Making an SEIR model parameter to depend on incidence of a compartment at each time step using ode function

Below is the code in my attempt to make parameter r depend on the incidence of I in a SEIR model. The model runs if (c(0, diff(I)))/10000 is replaced with any value less than one. However, I would like the parameter r to depend on the value of I minus the value I at the previous time step at each time step.

library(deSolve)

seirs <- function(t, x, parms)  {
  with(as.list(c(parms, x)), {
    dS= -lambda*S + rho*R
    dE= lambda*S - gamma_h*E
    dI=gamma_h*E - r*I
    dR=r*I - rho*R
    dCInc = lambda*S
    output <- c(dS, dE, dI, dR, dCInc)
    list(output)
  })
}

start<-c(S=5000, E=3000, I=2000,R=0, CInc = 0 )

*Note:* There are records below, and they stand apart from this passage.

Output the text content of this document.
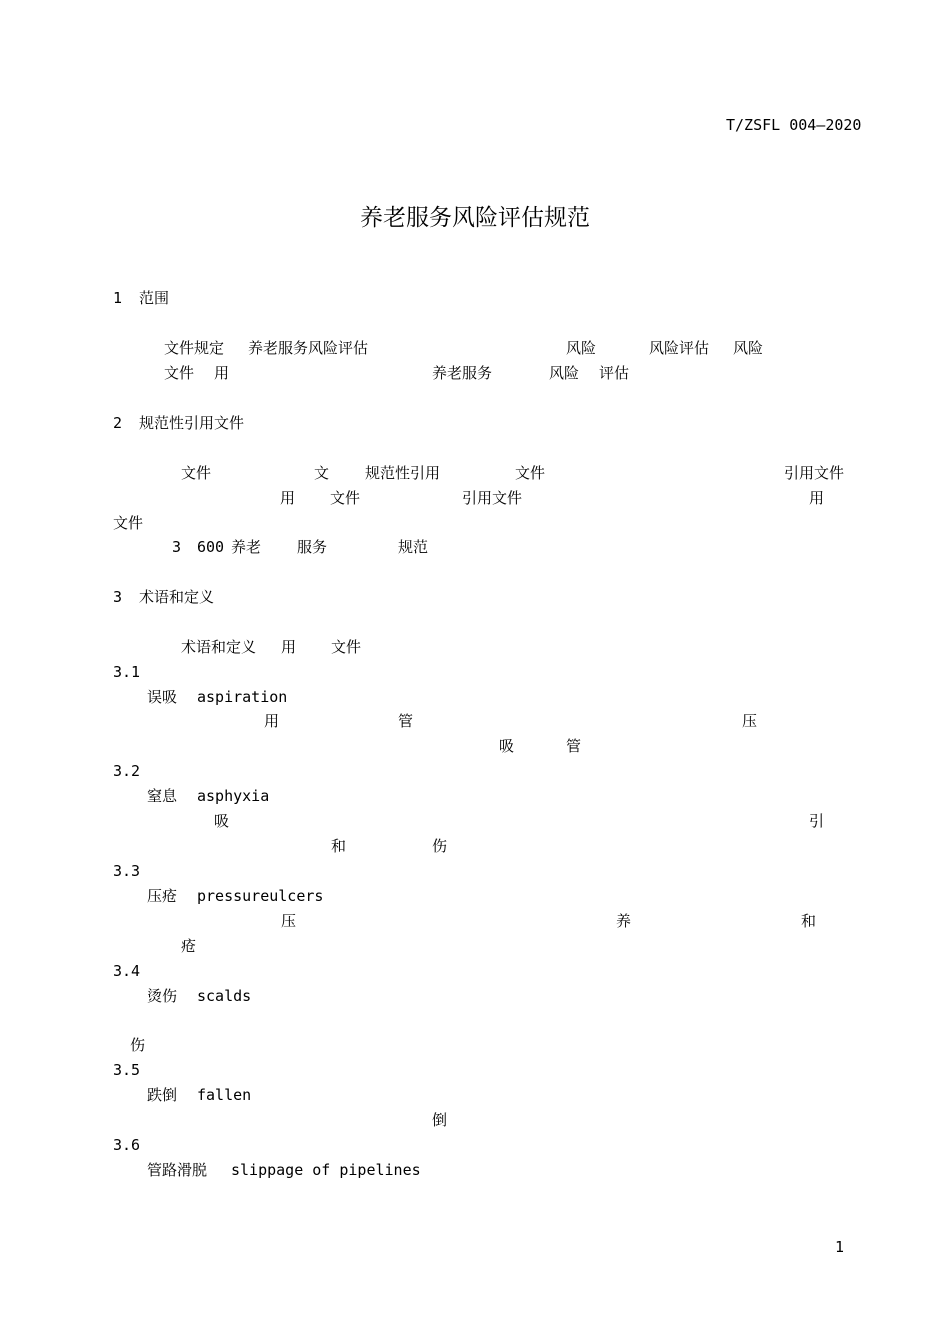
T/ZSFL 004—2020
养老服务风险评估规范
1 范围
文件规定 养老服务风险评估	风险	风险评估 风险
文件 用	养老服务	风险 评估
2 规范性引用文件
文件	文 规范性引用	文件	引用文件
用 文件	引用文件	用
文件
3 600 养老 服务	规范
3 术语和定义
术语和定义 用 文件
3.1
误吸 aspiration
用	管	压
吸	管
3.2
窒息 asphyxia
吸	引
和	伤
3.3
压疮 pressureulcers
压	养	和
疮
3.4
烫伤 scalds
伤
3.5
跌倒 fallen
倒
3.6
管路滑脱 slippage of pipelines
1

parms <- c(lambda = 0.3, gamma_h = 1/20, r= (c(0, diff(I)))/10000, rho = 1/(1*365))
times <- seq(0, 10000, 1)
result <-ode(times=times, y=start, func=seirs,parms=parms)

A parameter is usually a fixed value. A time-dependent value can be implemented by several methods:

1. Integrate the dependency into the model function, e.g. by adding an additional differential equation for the parameter,
2. Use a forcing function and interpolate from an external "signal",
3. Use events, to modify the state variables. This method can be combined with method #1.

The methods #2 and #3 are described at the ?forcings and ?events help pages of the deSolve package.

To make a variable (or parameter) dependent on the difference of a state variable of the current and the previous time step, it first needs to define, what is meant by a "time step" in a differential-equation system. Differential equations are continuous by definition, so in theory the "time step" is infinitesimally small. In a numerical simulation, it has a fixed small value, that depends on the numerical solver. It is in most cases automatically adjusted and can vary.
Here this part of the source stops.